Datasets - Examples

Your dataset must have a specific structure so that it can be relevant for Smart Predict.

How a classification or regression predictive scenario training dataset must be structured?

Example of a training dataset used for a classification predictive scenario

In the example below, you want to predict if a customer will buy a product or not. You have prepared a training dataset containing the historical data on customers that have previously bought a similar product. In this dataset, the values of the target variable ("did the customer buy the product?") are known .

Once you have created your predictive model, you apply it to an application dataset. This dataset contains the same information about the customers you want to target with the new product. The target variable column ("Will_Buy?") is empty or even doesn't exist because this is what you are expecting to predict:

Smart Predict will use the predictive model to calculate the probability that each customer will buy the product. The column "Will_Buy?" is now filled in the generated dataset:

Example of a training dataset used for a regression predictive scenario

In the example below, you want to predict the number of complaints that your customer support will receive this week. You have prepared a training dataset containing historical values for several previous weeks. In this dataset, the values of your target variable ("how many complaints per week") are known:

You apply the regression predictive model to a new dataset which contains the same influencers. The values of the target variable for this week ("number of complaints this week") are unknown.

The predictive model makes a prediction of the number of complaints that can be expected this week.

How a time series predictive scenario training dataset must be structured?

Example of a dataset used for a time series predictive scenario (Non-segmented):

In the example below, you want to forecast the "product sales" for the next 3 months. You have prepared a dataset containing historical data of the previous sales statistics for the last 6 months.

Note

To give you a quick and clear overview of the structure, this example shows a 2:1 ratio, or 6 months of historical data for 3 months of forecast. When creating your own time series predictive scenarios with a month granularity, we recommend you use a 5:1 ratio, or 5 months of historical data for each month of forecast. This ratio ensures that the engine can detect enough cycles to create a forecast.

The training and the application are done at the same time: it consists of generating N forecasts in the future. In this example, we want to generate product sales forecasts for the next 3 months.

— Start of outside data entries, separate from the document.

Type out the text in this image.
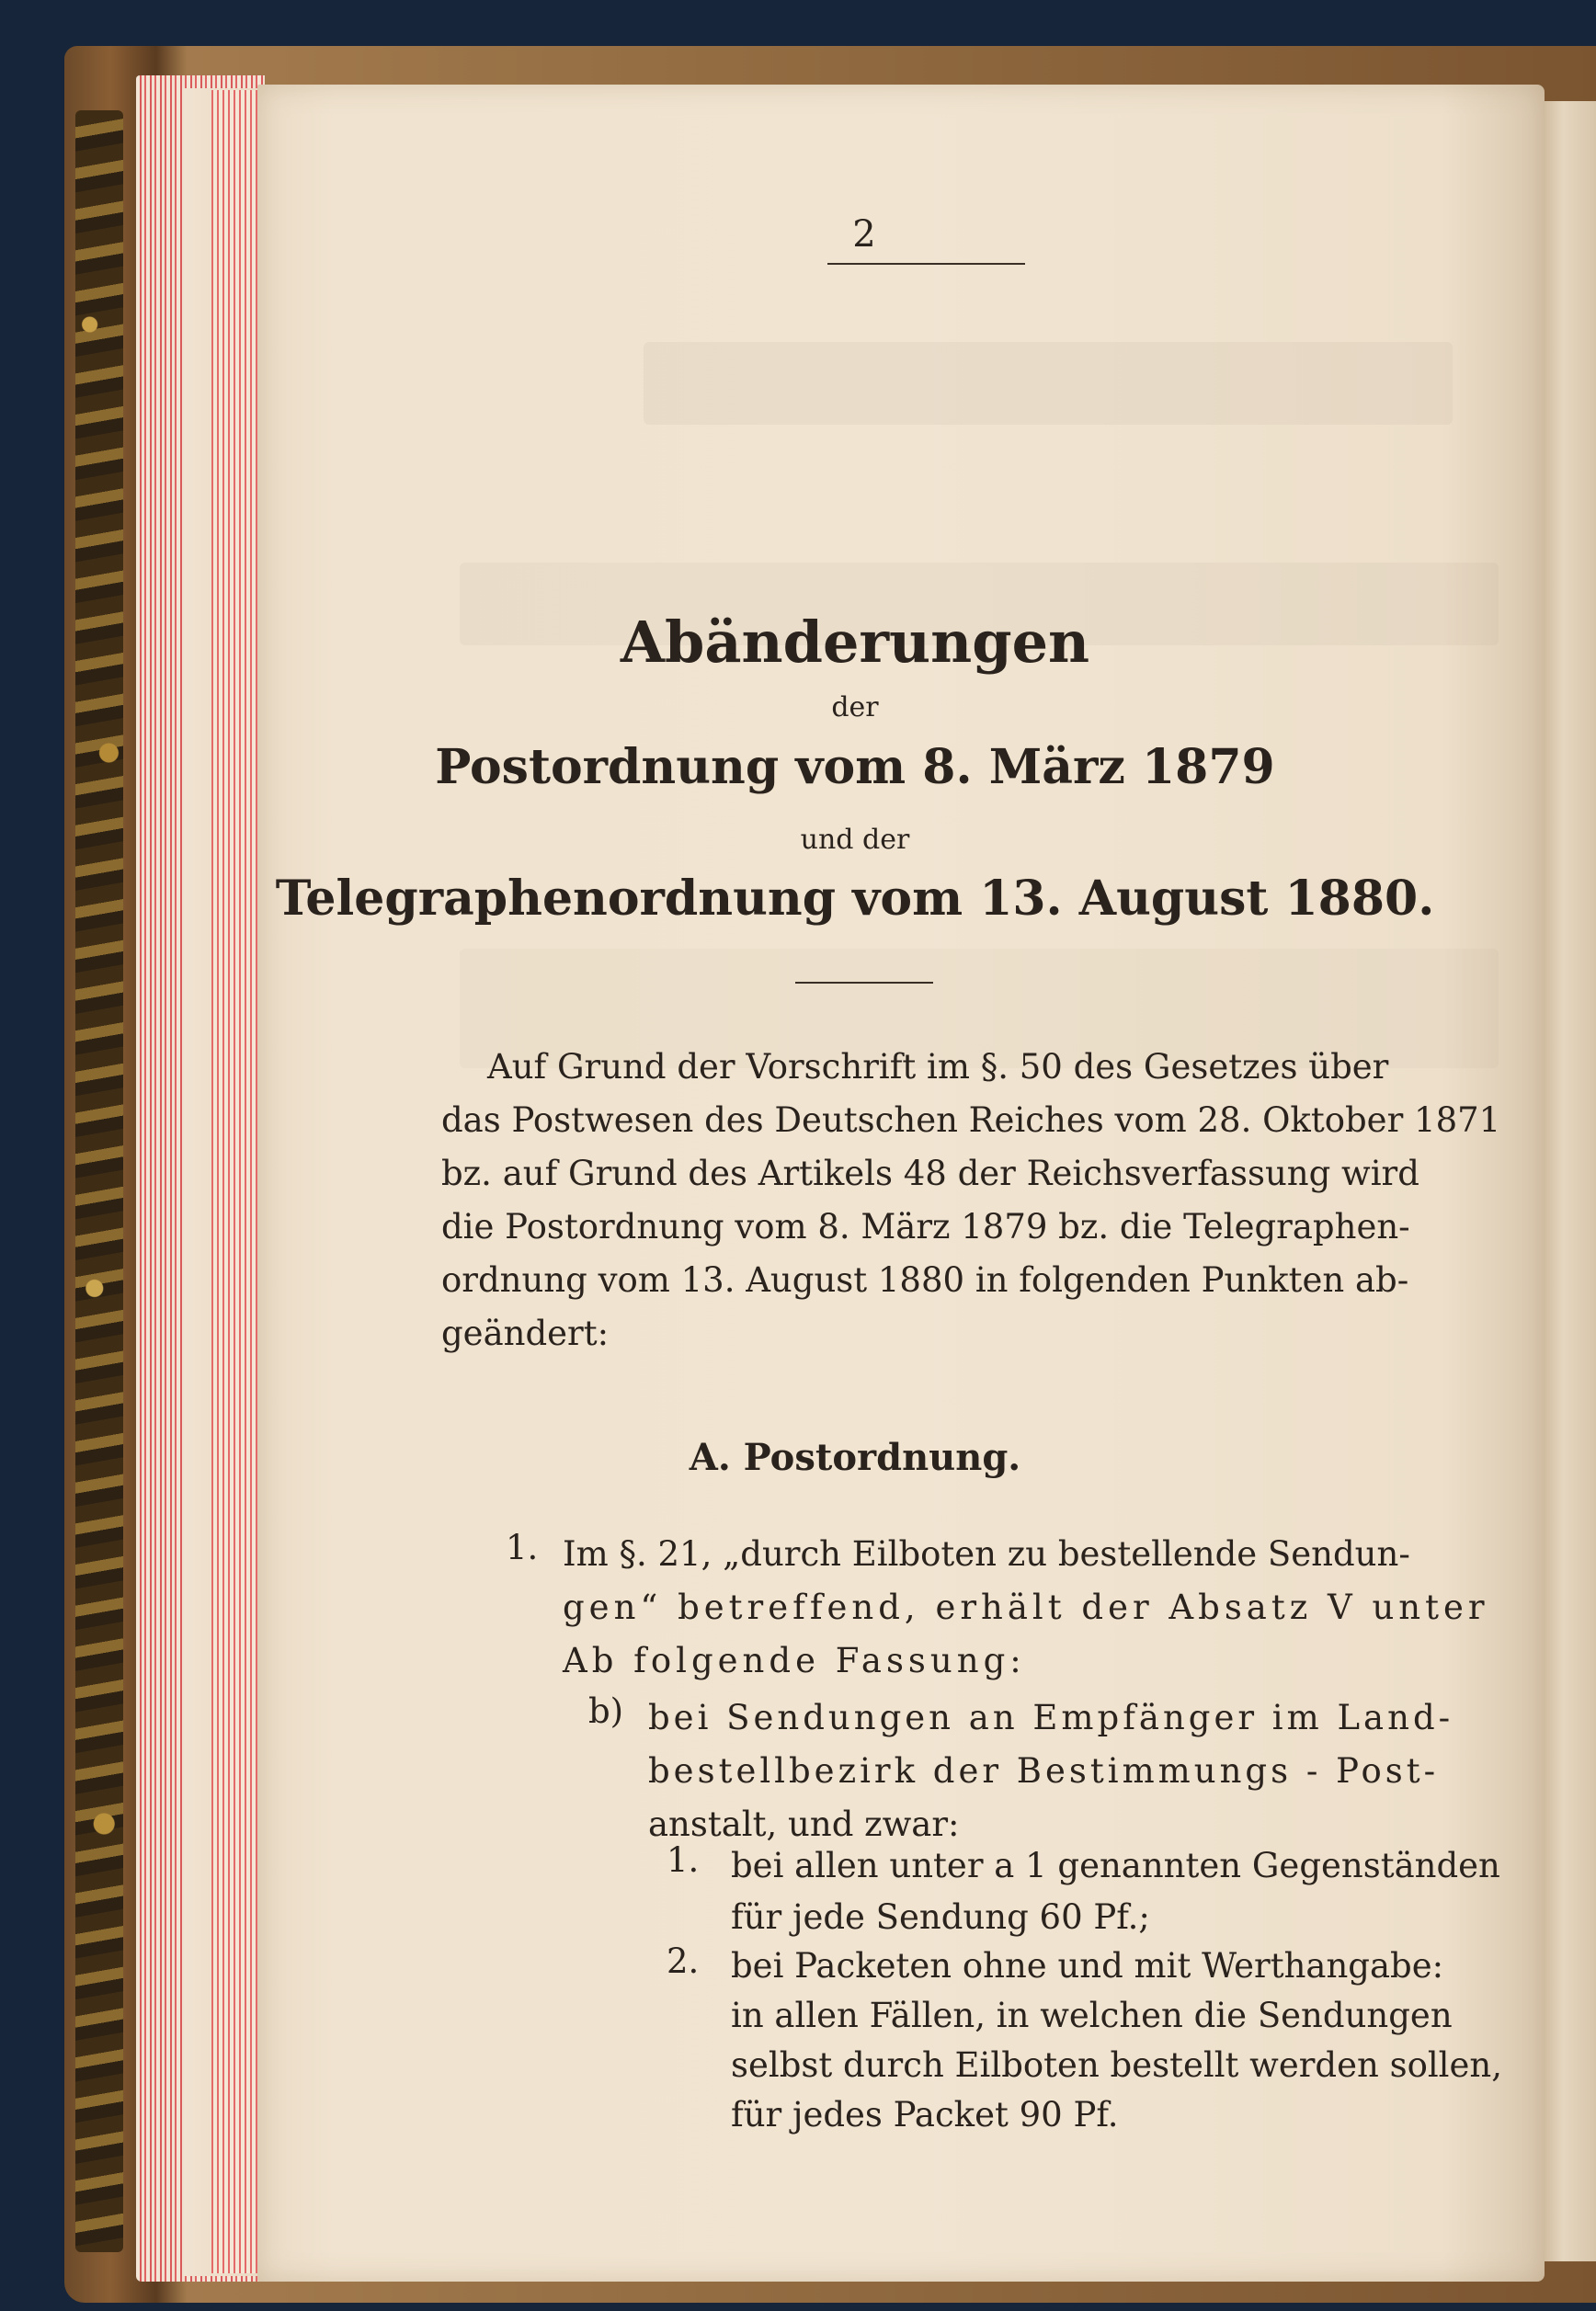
2
Abänderungen
der
Postordnung vom 8. März 1879
und der
Telegraphenordnung vom 13. August 1880.
Auf Grund der Vorschrift im §. 50 des Gesetzes über
das Postwesen des Deutschen Reiches vom 28. Oktober 1871
bz. auf Grund des Artikels 48 der Reichsverfassung wird
die Postordnung vom 8. März 1879 bz. die Telegraphen-
ordnung vom 13. August 1880 in folgenden Punkten ab-
geändert:
A. Postordnung.
1. Im §. 21, „durch Eilboten zu bestellende Sendun-
gen“ betreffend, erhält der Absatz V unter
Ab folgende Fassung:
b) bei Sendungen an Empfänger im Land-
bestellbezirk der Bestimmungs - Post-
anstalt, und zwar:
1. bei allen unter a 1 genannten Gegenständen
für jede Sendung 60 Pf.;
2. bei Packeten ohne und mit Werthangabe:
in allen Fällen, in welchen die Sendungen
selbst durch Eilboten bestellt werden sollen,
für jedes Packet 90 Pf.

The generated dataset will look like the one displayed below:

You can include influencers in your data model to refine the forecasts. In fact, this is highly recommended for improving forecast accuracy. The values for these influencers are filled in for the next 3 months as well:

Example of a training dataset used for a time series predictive scenario with entities:

You can also forecast product sales for multiple products. You will need to add the product-related information to the dataset. In Smart Predict, you will specify that the variable "Product Name" will be used to split your predictive model into distinct entities:

In the generated dataset, the observations are divided into "Product Name" and you will get forecasts per product:

Of course, you can combine entities and influencers. In fact, this is recommended if you want to increase the accuracy of your time series models.